You have to get up.
That’s the first thing. Don’t just lie there and let it have its way with you. The sea of anxiety loves a horizontal human; it pours over your toes and surges up you like a tide. Is your partner lying next to you, dense with sleep, offensively unconscious? That’s not helping either. So verticalize yourself. Leave the bed. Leave its maddening mammal warmth. Out you go, clammy-footed, into the midnight spaces. The couch. The kitchen.
So now you’re up. You’ve reclaimed a little dignity, a little agency. You’re shaken, though. You make yourself a piece of toast; it pops up like a gravestone. Insomnia is no joke. The thoughts it produces are entirely and droningly humorless. Failure, guilt, your money, your body. Someone else’s body. On and on. And over there, look, the world: the whole flawed and shuddering and horribly lit life-and-deathscape, with all of us shambling around the circuit like broken beetles. At 2:41 a.m., everyone who’s awake turns into Hiëronymus Bosch.

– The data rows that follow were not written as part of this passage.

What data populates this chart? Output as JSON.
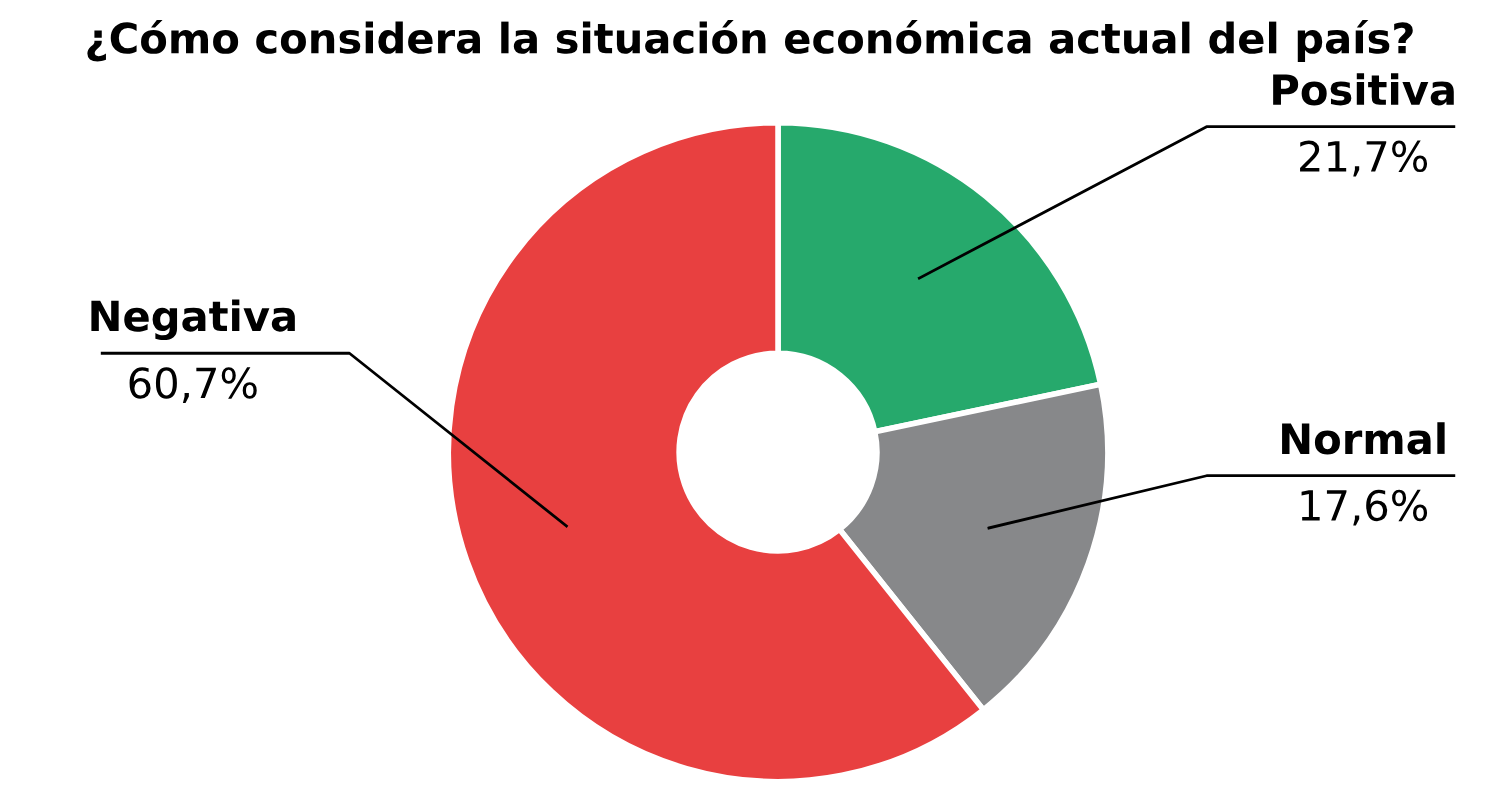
{
  "chart_data": {
    "type": "donut",
    "title": "¿Cómo considera la situación económica actual del país?",
    "categories": [
      "Positiva",
      "Normal",
      "Negativa"
    ],
    "values": [
      21.7,
      17.6,
      60.7
    ],
    "value_labels": [
      "21,7%",
      "17,6%",
      "60,7%"
    ],
    "colors": [
      "#26a96c",
      "#87888a",
      "#e84040"
    ],
    "legend": false
  }
}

And therein, my sleepless friend, lies the key: You’re not alone. Even as you twist in these private coils, these very particular difficulties, you are joining a mystical fellowship of insomniacs. We are all out there, keeping an eye on things: a sodality, a siblinghood, an immense and floating guild of piercingly conscious minds. What might happen, if not for our vigilance? Into what idiocies of optimism and vainglory might humanity collapse? We’re like the Night’s Watch in Game of Thrones, except there are millions of us. Above the city rooftops it shimmers and flexes; it tingles over the leafy suburbs: the neural lattice of our wakefulness.